One of the problems with in-store technology as it has been until recently was that it was viewed as an end in itself. The thinking seems to have been that if in-your-face technology were in a store then the shoppers would come. There was little reason to imagine why this would be the case, but retailers were almost dazzled in the techno headlights and there was a sense that if the headlong rush were not joined, then a store really wouldn’t count. Now, for the most part, those days are a thing of the past. There are still plenty of retailers that have gone down the iPad route but, with a few exceptions, they are no longer placed in a store leaving shoppers to get on with it. Instead, technology is now used as a genuine adjunct to the shopper experience.
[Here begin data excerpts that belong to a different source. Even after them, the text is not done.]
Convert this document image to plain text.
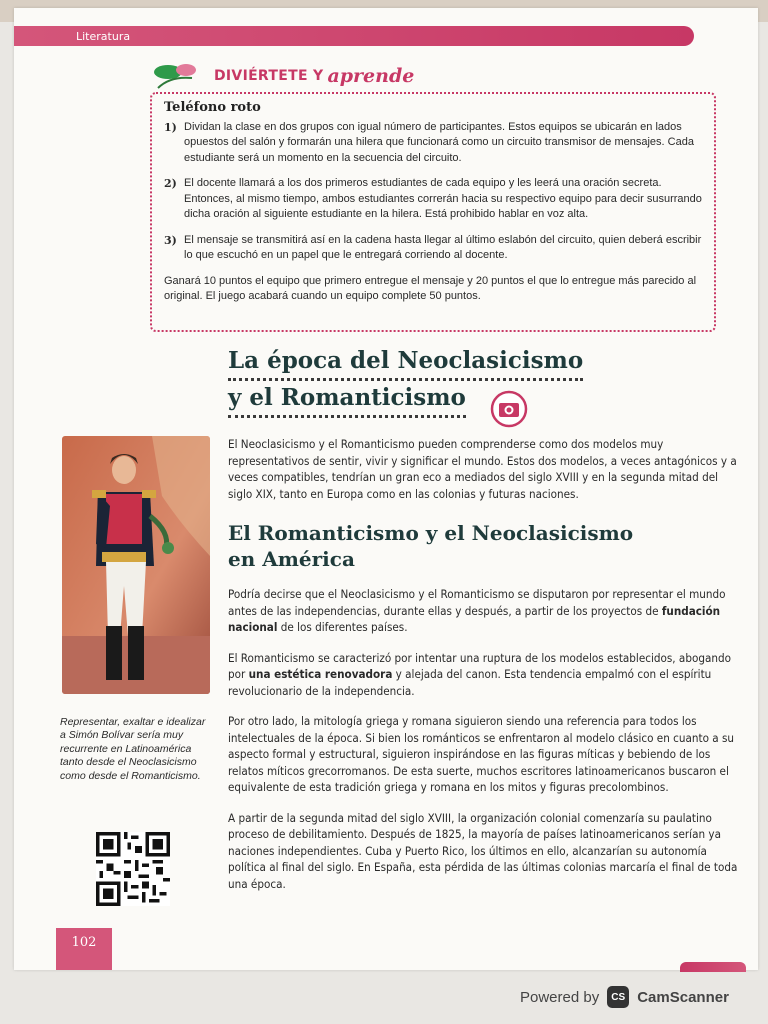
Literatura
DIVIÉRTETE Y aprende
Teléfono roto
1) Dividan la clase en dos grupos con igual número de participantes. Estos equipos se ubicarán en lados opuestos del salón y formarán una hilera que funcionará como un circuito transmisor de mensajes. Cada estudiante será un momento en la secuencia del circuito.

2) El docente llamará a los dos primeros estudiantes de cada equipo y les leerá una oración secreta. Entonces, al mismo tiempo, ambos estudiantes correrán hacia su respectivo equipo para decir susurrando dicha oración al siguiente estudiante en la hilera. Está prohibido hablar en voz alta.

3) El mensaje se transmitirá así en la cadena hasta llegar al último eslabón del circuito, quien deberá escribir lo que escuchó en un papel que le entregará corriendo al docente.

Ganará 10 puntos el equipo que primero entregue el mensaje y 20 puntos el que lo entregue más parecido al original. El juego acabará cuando un equipo complete 50 puntos.

La época del Neoclasicismo
y el Romanticismo

El Neoclasicismo y el Romanticismo pueden comprenderse como dos modelos muy representativos de sentir, vivir y significar el mundo. Estos dos modelos, a veces antagónicos y a veces compatibles, tendrían un gran eco a mediados del siglo XVIII y en la segunda mitad del siglo XIX, tanto en Europa como en las colonias y futuras naciones.

El Romanticismo y el Neoclasicismo
en América

Podría decirse que el Neoclasicismo y el Romanticismo se disputaron por representar el mundo antes de las independencias, durante ellas y después, a partir de los proyectos de fundación nacional de los diferentes países.

El Romanticismo se caracterizó por intentar una ruptura de los modelos establecidos, abogando por una estética renovadora y alejada del canon. Esta tendencia empalmó con el espíritu revolucionario de la independencia.

Por otro lado, la mitología griega y romana siguieron siendo una referencia para todos los intelectuales de la época. Si bien los románticos se enfrentaron al modelo clásico en cuanto a su aspecto formal y estructural, siguieron inspirándose en las figuras míticas y bebiendo de los relatos míticos grecorromanos. De esta suerte, muchos escritores latinoamericanos buscaron el equivalente de esta tradición griega y romana en los mitos y figuras precolombinos.

A partir de la segunda mitad del siglo XVIII, la organización colonial comenzaría su paulatino proceso de debilitamiento. Después de 1825, la mayoría de países latinoamericanos serían ya naciones independientes. Cuba y Puerto Rico, los últimos en ello, alcanzarían su autonomía política al final del siglo. En España, esta pérdida de las últimas colonias marcaría el final de toda una época.

Representar, exaltar e idealizar a Simón Bolívar sería muy recurrente en Latinoamérica tanto desde el Neoclasicismo como desde el Romanticismo.

102
Powered by	CS CamScanner
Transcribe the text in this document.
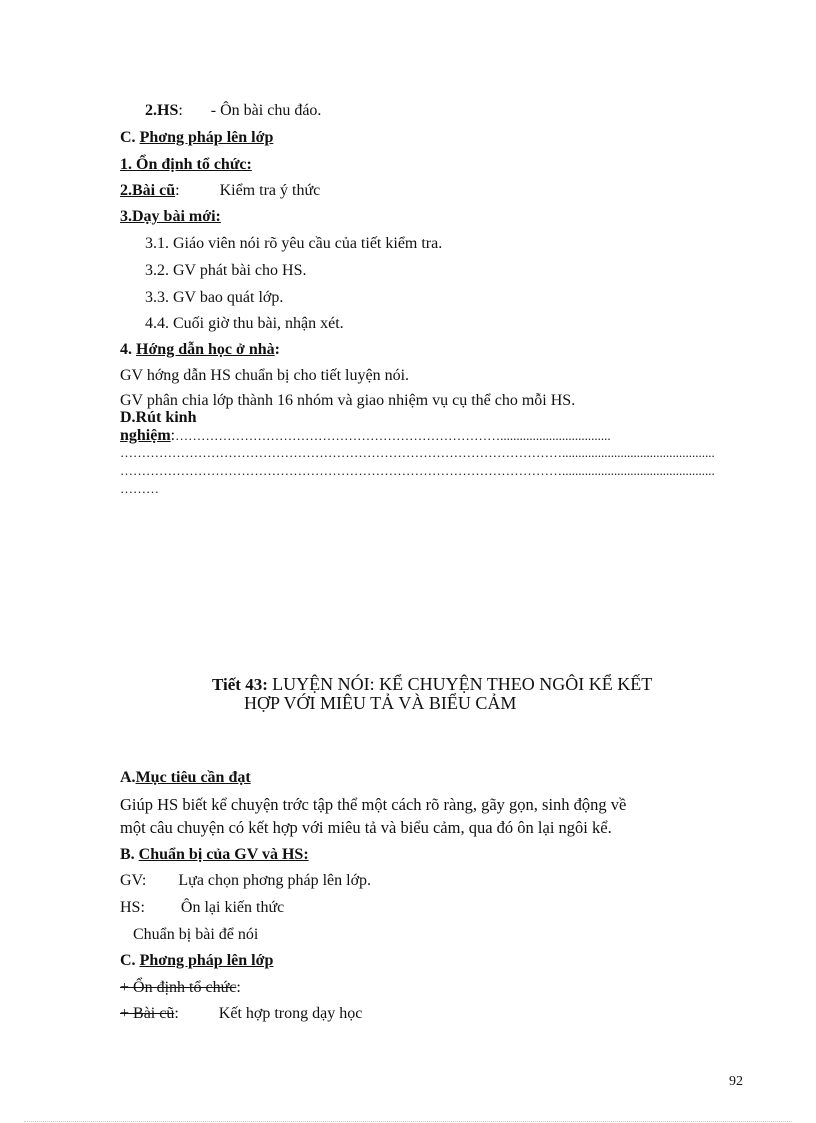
2.HS: - Ôn bài chu đáo.
C. Phơng pháp lên lớp
1. Ổn định tổ chức:
2.Bài cũ:	Kiểm tra ý thức
3.Dạy bài mới:
3.1. Giáo viên nói rõ yêu cầu của tiết kiểm tra.
3.2. GV phát bài cho HS.
3.3. GV bao quát lớp.
4.4. Cuối giờ thu bài, nhận xét.
4. Hớng dẫn học ở nhà:
GV hớng dẫn HS chuẩn bị cho tiết luyện nói.
GV phân chia lớp thành 16 nhóm và giao nhiệm vụ cụ thể cho mỗi HS.
D.Rút kinh
nghiệm:…………………………………………………………………..................................
…………………………………………………………………………………………...............................................
…………………………………………………………………………………………...............................................
………
Tiết 43: LUYỆN NÓI: KỂ CHUYỆN THEO NGÔI KỂ KẾT
HỢP VỚI MIÊU TẢ VÀ BIỂU CẢM
A.Mục tiêu cần đạt
Giúp HS biết kể chuyện trớc tập thể một cách rõ ràng, gãy gọn, sinh động về
một câu chuyện có kết hợp với miêu tả và biểu cảm, qua đó ôn lại ngôi kể.
B. Chuẩn bị của GV và HS:
GV: Lựa chọn phơng pháp lên lớp.
HS: Ôn lại kiến thức
Chuẩn bị bài để nói
C. Phơng pháp lên lớp
+ Ổn định tổ chức:
+ Bài cũ:	Kết hợp trong dạy học
92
Now technology is a rather more strategic retail tool. The DFS flagship furniture store on London’s Tottenham Count Road is a case in point. There are certainly a couple of screens that shoppers can browse if they wish, but the real sales push comes when a shopper has a consultation with one of the sales staff, each of whom is armed with an iPad. Using these, plans and drawings can be drawn up on screen showing what a room in a DFS customer’s house might look like with a piece of its furniture in it. It’s a simple thing to execute, but what it points to is the phenomenon of ‘assisted technology’. It’s a bit like the self-scan versus manned checkout at your local supermarket.  Given the option, most people will still go for the manned checkout, even though the person who helps is doing exactly that which you can do yourself. It is about incorporating technology as part of the retail experience. It needs to be there, but a measure of human interaction is what going to the shops is all about.

Even those stores that are positioned on an overt use of technology exhibit this aspect of what shopping is now about. The new generation of Argos stores in the UK have banished the paper catalogue that used to be a feature of their retail proposition, replacing these with multiple touch-screens on which shoppers can browse and order. So far, so isolated, but the reality is that once an order has been made via one of the screens then the human bit kicks in. The shopper will head for the collection desk where a member of staff is on hand to help. It’s the same with the “click and collect” service in most stores. It would be perfectly straightforward to make this a fully automated process, but manned pick-up desks seem to have won the day, Amazon lockers (from which you can collect items pre-ordered from your laptop) notwithstanding.

So where does all of this take us? The answer is that technology really is capable of improving the shopping experience, but it has to be deployed sensitively and the need for a human element when shopping remains. Customer-facing technology is here to stay, but it will effectively disappear when set against how things have been. ‘Assisted technology’ is the order of the day. Retail outlets and technology in-store may at last be becoming comfortable bedfellows.